We should change the go/types.Importer contract so that implementations are encouraged to return a Package always, even if they also return an error. This would enable the type checker to do a better job when imported packages are missing. For example, it would avoid many secondary "undeclared name" errors.

Consider this code:

package main
import "encoding/json"
var x json.Marshaler

Assume that the importer cannot find "encoding/json" for some reason. If it nonetheless returned a Package (named "json") along with a "no such package" error, the type checker would know that the json identifier on line 3 was a reference to the (missing) package imported on line 2, avoiding an "undefined: json" error.

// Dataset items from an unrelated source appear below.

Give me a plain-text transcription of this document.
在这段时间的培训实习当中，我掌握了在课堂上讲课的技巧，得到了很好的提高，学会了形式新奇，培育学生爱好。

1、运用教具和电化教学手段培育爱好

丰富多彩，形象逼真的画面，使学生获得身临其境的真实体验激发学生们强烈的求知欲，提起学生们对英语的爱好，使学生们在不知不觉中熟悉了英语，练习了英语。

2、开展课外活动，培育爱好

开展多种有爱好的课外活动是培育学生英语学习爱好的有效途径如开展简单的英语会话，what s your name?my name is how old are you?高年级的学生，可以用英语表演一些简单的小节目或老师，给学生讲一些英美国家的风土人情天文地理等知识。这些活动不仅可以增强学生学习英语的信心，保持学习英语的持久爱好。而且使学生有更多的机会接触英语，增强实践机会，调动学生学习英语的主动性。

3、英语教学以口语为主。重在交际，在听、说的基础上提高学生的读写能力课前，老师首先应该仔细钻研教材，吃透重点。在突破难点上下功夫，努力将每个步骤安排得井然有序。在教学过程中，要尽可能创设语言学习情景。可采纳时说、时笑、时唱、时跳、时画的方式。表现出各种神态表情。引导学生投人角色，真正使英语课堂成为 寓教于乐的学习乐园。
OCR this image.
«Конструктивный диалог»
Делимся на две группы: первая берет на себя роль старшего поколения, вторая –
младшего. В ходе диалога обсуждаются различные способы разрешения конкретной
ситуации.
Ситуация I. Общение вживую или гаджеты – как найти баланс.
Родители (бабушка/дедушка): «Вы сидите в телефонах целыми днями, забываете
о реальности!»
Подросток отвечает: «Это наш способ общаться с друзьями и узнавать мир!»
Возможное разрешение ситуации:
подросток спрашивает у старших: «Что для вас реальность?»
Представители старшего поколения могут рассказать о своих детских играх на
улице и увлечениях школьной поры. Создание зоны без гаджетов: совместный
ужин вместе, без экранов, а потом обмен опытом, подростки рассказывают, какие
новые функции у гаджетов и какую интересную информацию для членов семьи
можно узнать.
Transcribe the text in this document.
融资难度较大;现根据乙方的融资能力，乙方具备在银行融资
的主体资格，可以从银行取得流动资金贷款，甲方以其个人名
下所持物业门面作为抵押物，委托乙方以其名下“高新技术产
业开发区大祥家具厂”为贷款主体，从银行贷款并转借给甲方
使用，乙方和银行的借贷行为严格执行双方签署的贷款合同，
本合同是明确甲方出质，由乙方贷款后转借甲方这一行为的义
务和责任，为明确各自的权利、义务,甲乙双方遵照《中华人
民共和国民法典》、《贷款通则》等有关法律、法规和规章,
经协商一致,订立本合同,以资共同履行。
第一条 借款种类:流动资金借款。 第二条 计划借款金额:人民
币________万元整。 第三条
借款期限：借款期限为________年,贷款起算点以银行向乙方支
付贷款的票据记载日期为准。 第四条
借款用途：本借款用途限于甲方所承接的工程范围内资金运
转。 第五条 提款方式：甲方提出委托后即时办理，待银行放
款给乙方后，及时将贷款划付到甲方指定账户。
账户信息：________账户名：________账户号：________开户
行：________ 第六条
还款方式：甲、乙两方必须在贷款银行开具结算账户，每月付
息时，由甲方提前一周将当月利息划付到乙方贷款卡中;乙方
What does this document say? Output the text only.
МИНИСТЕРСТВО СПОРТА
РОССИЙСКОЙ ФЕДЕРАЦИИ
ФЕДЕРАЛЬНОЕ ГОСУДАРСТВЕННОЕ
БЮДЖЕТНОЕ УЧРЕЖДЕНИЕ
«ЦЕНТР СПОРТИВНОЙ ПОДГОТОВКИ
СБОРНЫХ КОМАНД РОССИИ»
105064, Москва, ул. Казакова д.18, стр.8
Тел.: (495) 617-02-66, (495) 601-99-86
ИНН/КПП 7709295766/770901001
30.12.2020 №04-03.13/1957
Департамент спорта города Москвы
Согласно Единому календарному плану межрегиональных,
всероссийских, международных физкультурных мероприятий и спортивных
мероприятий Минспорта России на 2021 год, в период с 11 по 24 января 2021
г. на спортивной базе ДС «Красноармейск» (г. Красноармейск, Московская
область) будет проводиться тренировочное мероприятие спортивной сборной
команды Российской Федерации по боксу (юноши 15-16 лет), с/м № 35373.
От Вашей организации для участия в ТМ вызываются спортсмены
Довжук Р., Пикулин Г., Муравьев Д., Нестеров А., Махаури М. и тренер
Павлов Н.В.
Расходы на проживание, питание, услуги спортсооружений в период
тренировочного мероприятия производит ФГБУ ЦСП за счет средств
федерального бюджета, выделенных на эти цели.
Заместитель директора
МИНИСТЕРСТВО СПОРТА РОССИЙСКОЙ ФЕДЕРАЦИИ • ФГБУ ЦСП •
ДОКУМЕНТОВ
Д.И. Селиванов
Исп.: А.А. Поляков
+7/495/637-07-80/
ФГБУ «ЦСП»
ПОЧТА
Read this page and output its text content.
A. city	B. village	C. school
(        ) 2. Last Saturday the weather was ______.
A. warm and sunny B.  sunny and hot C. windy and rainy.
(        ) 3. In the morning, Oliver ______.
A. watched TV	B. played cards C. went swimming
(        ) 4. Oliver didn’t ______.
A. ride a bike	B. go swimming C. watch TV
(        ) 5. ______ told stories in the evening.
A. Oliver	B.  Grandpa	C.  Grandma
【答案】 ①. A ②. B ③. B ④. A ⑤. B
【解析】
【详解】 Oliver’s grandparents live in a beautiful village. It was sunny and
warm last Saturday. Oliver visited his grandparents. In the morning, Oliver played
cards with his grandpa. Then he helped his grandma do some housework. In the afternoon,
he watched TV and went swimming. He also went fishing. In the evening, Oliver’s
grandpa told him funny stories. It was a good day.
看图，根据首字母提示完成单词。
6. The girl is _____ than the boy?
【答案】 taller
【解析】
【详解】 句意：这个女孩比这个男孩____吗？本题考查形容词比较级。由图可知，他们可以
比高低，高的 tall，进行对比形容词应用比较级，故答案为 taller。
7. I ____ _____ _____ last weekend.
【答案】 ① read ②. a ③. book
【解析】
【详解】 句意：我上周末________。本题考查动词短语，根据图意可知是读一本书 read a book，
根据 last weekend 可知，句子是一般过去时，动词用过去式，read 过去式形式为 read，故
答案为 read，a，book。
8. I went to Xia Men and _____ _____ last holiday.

Another reason to implement this change: While adding a new check to the vet command, I rediscovered how tricky it is to use go/types when imports may be missing. The new vet check needs to identify calls to the function context.WithCancel and it inspects each ast.SelectorExpr in turn. When imports succeed, we can look up the .Sel identifier in the Uses map; when imports fail, this identifier is obviously not in the map, but it's easy enough to see that it is spelled "WithCancel". The situation for the package name is trickier: if the import failed, the "context" identifier is not present in the Uses map either, forcing us to use the more fragile heuristic that its name is spelled "context". This heuristic is reasonable for a single-segment name, but what if the package was called "foo/context" (as is the case for Google's version of Context, for some value of foo)? There is no connection between the identifier and the import declaration, and we're left guessing. Had the importer returned a Package for the missing import, the type checker could have created a PkgName object and inserted it into the Uses map, making it easier to identify the import from a SelectorExpr.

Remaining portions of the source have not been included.